К своему имени она относилась со стоическим спокойствием. Что делать, если в их большой семье была тетушка, известная общественная деятельница, писательница и ученый. Последнее обстоятельство, впрочем, не мешало ей верить в мистику, пророчества и утверждать, что женщинам их рода выпадает любовь исключительно роковая. И что поделаешь, если именем тетушки названа одна из центральных улиц одного небольшого города, научно-исследовательский институт и один немаловажный закон в такой сложной науке, как физиология. Что делать, если бабушка, слово которой в этой семье было законом, провозглашала:

– Это самый знаменитый член нашей семьи. Это первый представитель интеллигенции в нашей семье. Светлая голова и редкой душевности человек.

Родственники поджимали губы, поскольку, с одной стороны, мемориальную доску с решительным профилем тети Берты они, конечно, видели, а с другой стороны, они знали историю ее трех замужеств. Так, свою дочку тетя Берта оставила на попечении второго мужа, когда уходила к третьему. Легенды о ее романах были столь же известны, как и выведенный ею закон физиологии. В альбоме, сохранившемся от тети Берты, можно было найти исключительно мужские фотокарточки. Мужчины все как один были усаты и щеголеваты.

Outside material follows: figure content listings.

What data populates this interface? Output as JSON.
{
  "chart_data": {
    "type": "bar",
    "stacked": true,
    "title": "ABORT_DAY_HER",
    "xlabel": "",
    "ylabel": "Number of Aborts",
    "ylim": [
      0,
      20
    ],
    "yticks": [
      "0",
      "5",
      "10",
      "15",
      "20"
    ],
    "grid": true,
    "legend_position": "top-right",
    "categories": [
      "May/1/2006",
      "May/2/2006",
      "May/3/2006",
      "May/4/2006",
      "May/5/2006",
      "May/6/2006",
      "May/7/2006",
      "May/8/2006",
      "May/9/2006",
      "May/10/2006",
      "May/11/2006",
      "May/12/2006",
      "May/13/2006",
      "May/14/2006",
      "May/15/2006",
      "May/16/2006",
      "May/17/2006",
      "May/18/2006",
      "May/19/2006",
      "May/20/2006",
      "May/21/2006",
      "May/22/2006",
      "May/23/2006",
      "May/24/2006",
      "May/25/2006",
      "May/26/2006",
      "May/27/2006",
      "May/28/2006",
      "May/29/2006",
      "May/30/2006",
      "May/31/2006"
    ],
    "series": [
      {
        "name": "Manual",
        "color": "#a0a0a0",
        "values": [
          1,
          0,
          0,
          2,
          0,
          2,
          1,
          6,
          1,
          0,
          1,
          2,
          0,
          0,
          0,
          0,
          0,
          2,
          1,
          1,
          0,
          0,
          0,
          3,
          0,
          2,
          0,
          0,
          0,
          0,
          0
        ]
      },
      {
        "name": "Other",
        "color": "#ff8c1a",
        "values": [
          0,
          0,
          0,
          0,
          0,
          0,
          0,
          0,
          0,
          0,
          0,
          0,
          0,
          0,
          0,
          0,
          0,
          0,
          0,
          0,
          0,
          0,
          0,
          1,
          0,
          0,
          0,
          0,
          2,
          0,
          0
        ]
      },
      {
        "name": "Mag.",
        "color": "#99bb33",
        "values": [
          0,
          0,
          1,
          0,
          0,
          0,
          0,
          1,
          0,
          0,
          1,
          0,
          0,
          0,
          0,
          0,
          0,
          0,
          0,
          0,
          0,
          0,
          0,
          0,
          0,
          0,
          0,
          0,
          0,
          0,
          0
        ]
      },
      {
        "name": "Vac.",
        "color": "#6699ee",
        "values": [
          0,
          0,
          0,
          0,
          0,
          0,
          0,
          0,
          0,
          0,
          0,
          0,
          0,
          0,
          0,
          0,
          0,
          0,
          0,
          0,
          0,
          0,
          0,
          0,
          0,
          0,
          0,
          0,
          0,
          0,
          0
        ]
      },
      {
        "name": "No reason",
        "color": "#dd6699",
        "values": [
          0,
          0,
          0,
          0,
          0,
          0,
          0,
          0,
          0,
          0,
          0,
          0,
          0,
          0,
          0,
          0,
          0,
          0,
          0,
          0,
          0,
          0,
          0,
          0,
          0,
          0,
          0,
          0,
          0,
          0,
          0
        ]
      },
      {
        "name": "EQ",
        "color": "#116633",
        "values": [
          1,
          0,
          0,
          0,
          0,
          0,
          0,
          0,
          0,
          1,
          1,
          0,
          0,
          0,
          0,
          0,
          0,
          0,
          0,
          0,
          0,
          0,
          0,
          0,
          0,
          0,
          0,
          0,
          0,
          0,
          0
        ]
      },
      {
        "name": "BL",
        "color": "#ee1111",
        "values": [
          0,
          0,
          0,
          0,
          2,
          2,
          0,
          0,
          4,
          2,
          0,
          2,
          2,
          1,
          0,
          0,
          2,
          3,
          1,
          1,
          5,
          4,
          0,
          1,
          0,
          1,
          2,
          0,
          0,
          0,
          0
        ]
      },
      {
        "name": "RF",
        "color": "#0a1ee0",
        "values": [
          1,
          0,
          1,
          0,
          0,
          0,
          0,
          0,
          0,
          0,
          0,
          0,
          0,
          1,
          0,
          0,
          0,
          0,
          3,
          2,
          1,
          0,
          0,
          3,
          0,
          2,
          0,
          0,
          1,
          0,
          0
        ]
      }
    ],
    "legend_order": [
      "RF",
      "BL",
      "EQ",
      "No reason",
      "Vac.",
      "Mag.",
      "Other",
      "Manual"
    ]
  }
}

Маленькая тезка тети Берты считала, что имя это неблагозвучно и подходит, скорее, какой-нибудь старой высохшей тетке, а не изящной белокурой девочке. При этом она не обращала внимания на клички, прозвища и ухмылки. Только один раз, в пятом классе, когда она случайно познакомилась с симпатичным мальчиком по имени Андрей, неожиданно для себя соврала:

– Меня зовут, – тут Берта запнулась, а потом уверенно продолжила: – Марина.

И все же на всю свою жизнь она осталась Бертой.

В школе к ней относились по-разному. Ситуация осложнялась тем, что по семейным обстоятельствам она пропустила полтора года учебы и в классе была самой старшей. Девочки в свою компанию ее не принимали, потому что не любили. И было за что – ноги длинные, носик идеальный, коса толстая. К тому же всезнайка – Берта училась почти на «отлично». Мальчики сначала не обращали внимания, потом, с наступлением пубертатного периода от них не стало житья – только самый ленивый ее не дразнил, не дергал за косу, не подставлял подножку и не ржал, когда вслух произносили ее имя. Берта научилась быть терпеливой. В десятом классе эти же мальчики объяснялись ей в любви, пытались проводить до дома, звонили и дышали в трубку. От ее взгляда из-под челки сердца поумневших школьных шалопаев замирали – глаза изумрудного цвета были такими красивыми. Двадцать пятого мая, когда в школе звучал «последний звонок», девочки их класса в белых фартуках и с бантами-капустой на головах суетились, организовывая по случаю окончания занятий вечеринку, в школу вошел молодой человек характерного облика. Он был по-спортивному крепок, плечи обтягивала дорогая черная кожаная куртка, а его широкая шея, украшенная золотой цепью, была втиснута в узкий ворот темной рубашки. Молодой человек поигрывал ключами от машины, на брелке можно было разглядеть логотип культового автомобильного бренда.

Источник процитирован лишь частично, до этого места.